AU DELÀ DE LA PANDÉMIE: POLITIQUE, POLITIQUE MONÉTAIRE ET MARCHÉS EN 2021 

L’année 2020 marquera à jamais les esprits par la pandémie du coronavirus et l’empreinte de cette expérience mondialement partagée continuera à se faire sentir pendant de nombreuses années. L’an dernier, nous avons également assisté un grand nombre d’évènements cruciaux qui, au cours de toute autre année normale, aurait dominé l’actualité. La violente contestation de l’élection américaine (U.S.), les aléas des tensions commerciales sino-américaines et le Brexit auront de profondes et durables implications pour les investisseurs. Dans le présent article, nous prenons un recul bienvenu mais provisoire par rapport aux sujets liés à la COVID-19 et étudions comment pourrait se dérouler la présidence Biden en 2021, l’évolution possible des relations entre Washington et Pékin, ainsi que les perspectives qui se dessinent pour le Royaume-Uni et l’Europe post-Brexit.

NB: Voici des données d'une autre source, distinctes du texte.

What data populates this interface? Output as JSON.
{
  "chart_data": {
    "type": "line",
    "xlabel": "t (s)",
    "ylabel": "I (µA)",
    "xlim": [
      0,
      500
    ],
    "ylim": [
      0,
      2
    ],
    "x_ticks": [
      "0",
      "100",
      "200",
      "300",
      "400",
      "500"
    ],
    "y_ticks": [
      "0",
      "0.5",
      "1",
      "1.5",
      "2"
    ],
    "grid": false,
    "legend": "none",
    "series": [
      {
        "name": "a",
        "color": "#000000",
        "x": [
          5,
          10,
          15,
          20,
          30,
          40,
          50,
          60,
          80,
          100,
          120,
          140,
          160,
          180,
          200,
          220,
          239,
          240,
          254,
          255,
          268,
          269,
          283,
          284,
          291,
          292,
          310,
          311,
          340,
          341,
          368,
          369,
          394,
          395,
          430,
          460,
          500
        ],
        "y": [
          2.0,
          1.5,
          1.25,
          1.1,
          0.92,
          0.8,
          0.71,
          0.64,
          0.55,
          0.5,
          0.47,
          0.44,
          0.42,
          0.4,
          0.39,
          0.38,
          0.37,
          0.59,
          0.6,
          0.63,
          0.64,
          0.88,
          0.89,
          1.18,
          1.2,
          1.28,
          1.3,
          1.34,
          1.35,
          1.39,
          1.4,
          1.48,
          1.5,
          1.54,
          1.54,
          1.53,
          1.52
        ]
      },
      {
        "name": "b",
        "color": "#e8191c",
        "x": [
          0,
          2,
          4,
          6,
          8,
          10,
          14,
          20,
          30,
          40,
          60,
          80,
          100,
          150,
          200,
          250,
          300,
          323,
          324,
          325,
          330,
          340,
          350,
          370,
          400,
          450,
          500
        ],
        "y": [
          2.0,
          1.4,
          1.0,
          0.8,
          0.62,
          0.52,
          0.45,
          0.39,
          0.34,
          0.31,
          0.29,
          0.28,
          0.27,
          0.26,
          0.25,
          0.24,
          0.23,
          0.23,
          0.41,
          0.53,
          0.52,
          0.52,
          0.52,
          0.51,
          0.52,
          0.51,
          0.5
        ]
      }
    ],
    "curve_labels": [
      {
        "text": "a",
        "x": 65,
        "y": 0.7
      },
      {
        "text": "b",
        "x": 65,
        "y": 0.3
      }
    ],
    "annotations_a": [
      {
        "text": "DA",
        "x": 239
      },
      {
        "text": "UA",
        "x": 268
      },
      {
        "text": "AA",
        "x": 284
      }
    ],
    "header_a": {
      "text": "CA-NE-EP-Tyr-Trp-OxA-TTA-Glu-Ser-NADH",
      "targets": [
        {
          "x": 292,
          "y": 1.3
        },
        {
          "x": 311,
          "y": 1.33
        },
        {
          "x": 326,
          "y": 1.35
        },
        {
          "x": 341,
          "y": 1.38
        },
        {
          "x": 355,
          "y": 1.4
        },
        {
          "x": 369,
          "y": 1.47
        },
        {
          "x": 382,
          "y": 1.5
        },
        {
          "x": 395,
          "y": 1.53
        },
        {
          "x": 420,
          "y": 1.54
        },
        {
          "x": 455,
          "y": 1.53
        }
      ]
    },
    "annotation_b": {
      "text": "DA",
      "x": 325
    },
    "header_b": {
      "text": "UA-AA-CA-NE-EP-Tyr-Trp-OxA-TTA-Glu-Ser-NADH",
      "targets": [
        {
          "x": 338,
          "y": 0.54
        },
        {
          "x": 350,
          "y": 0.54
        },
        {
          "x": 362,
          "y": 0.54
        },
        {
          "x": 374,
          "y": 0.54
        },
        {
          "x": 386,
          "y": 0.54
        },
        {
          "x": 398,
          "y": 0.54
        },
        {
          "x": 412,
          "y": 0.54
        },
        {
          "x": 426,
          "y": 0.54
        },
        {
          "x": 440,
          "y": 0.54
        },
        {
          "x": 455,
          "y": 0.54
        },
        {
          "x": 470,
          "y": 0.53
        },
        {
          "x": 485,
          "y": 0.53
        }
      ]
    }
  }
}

Ce que les investisseurs pourraient attendre de l’administration Biden

Nous prévoyons que l’administration Biden qui arrive va concentrer à court terme ses efforts sur la maîtrise du virus, à la fois en améliorant la distribution des vaccins et en présentant un nouveau plan de relance budgétaire au Congrès. Pour ce qui concerne le plan de relance, Biden va d’abord tenter de travailler avec les membres républicains du Congrès, qui limiteront l’ampleur de tout projet de loi. En cas d’échec, les membres démocrates du Congrès travailleront seuls dans le cadre du processus de conciliation budgétaire qui n’exige qu’une majorité simple ce qui devrait ainsi permettre l’adoption d’un plan plus ambitieux. 

Nous anticipons déjà une croissance supérieure à la tendance aux États-Unis, particulièrement à partir du second trimestre. Un renforcement du plan de relance existant pourrait se traduire par une montée en flèche de la croissance.

Si les démocrates contrôlent la Maison Blanche, la Chambre des représentants et le Sénat, l’étroitesse de leur majorité au Congrès et le centrisme de plusieurs sénateurs démocrates (sans omettre les inclinations de Biden lui-même) limiteront d’éventuelles initiatives aventureuses. Nous prévoyons que l’administration sera favorable à des hausses d’impôts jusqu’à un certain point, en partie pour financer ses objectifs de dépenses dans des domaines tels que les infrastructures et le climat. Mais nous estimons que la plupart de ces hausses d’impôts devront rester modestes pour recueillir l’assentiment des parlementaires. A titre d’exemple, le taux d’imposition des sociétés, abaissé de 35% à 21% en 2017, pourrait de nouveau progresser, mais probablement pas au-delà de 28%.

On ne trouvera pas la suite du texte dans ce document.